Cory Hanson - The Unborn Capitalist From Limbo LP

Cory Hanson - The Unborn Capitalist From Limbo LP (Drag City)

Our Review:

Hanson is the frontman to the beloved LA psyche-punk outfit Wand. In Wand, Hanson's voice is deliberately buried amidst the candy-crush of cosmic distortion and damaged heaviness. It must be reiterated that those Wand records (especially Golem) are amazing! But we were not expecting how good Hanson would be on his own. The dynamics of those Wand songs were not shaped by fuzzed out sprawl, but through the charmed falsetto Hanson's voice that kindled images of Marc Bolan and a youthful Devendra Banhart.

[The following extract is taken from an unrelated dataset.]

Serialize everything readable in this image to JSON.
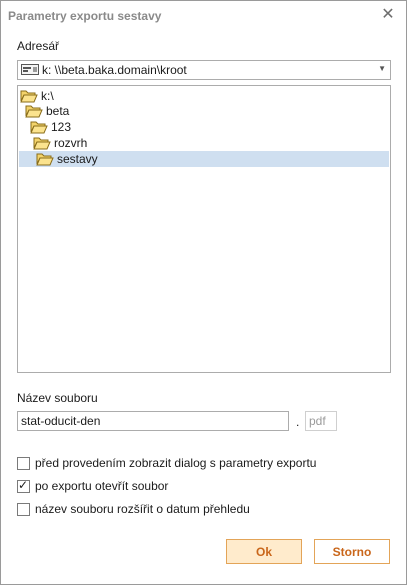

The Unborn Capitalist From Limbo marks the first fruits of Hanson's solo songwriting, and it does not disappoint. Hanson's gilded voice soars above the muted acoustic guitar strum and fingerpicking, while cellist Heather Lockie's spritely arrangements are the perfect compliment to Hanson's vocals. The Unborn Capitalist From Limbo makes for a winsomely baroque, psych-pop-folk album of well-crafted tunes that are at once breezily effortless, yet magically lush. "The Garden Of Delights" could very well be some lost John Lennon song circa Abbey Road, imagined in a nitrous oxide take on Van Dyke Parks. While probably not a Repo Man reference, "Ordinary People" is the closest that Hanson gets to Wand as an introspective inversion of his other band's power pop ethos.

Factory Floor - 25 25 2xLP

Factory Floor - 25 25 2xLP (DFA)

Our Review:

Factory Floor have been operating in the liminal space between sweaty techno propulsion and jagged post-punk energy for close to a decade now. But there's bound to be more attention paid to this album given the brilliant collaboration that FF's Nik Void produced with Chris & Cosey in 2015. Just as that Carter Tutti Void album affixed deconstructions of electronic pop to a wallop of synthesized kick drum, 25 25 hinges upon the spry programmed rhythms and a reductionist economy of style. The grid-propulsion for Factory Floor's tracks have vacated the almost all of the aspects of the song. No chorus, bridge or verse to obstruct the austere, mechanized thrust of sequenced basslines and acid squelchiness, punctuated by dub inflected decay of Void's sampled voice that has been stretched and treated into mere fragments of speech and utterance. The over-all effect is a compulsive sensuality, coaxed from this combination of reduced electronics, rhythm and voice. The interweave of Gabriel Gurnsey's live drum kit is a common augmentation found throughout the DFA productions, harkening back to those fantastically hedonistic singles the label released at its infancy by LCD Soundsystem, The Juan Maclean and The Rapture.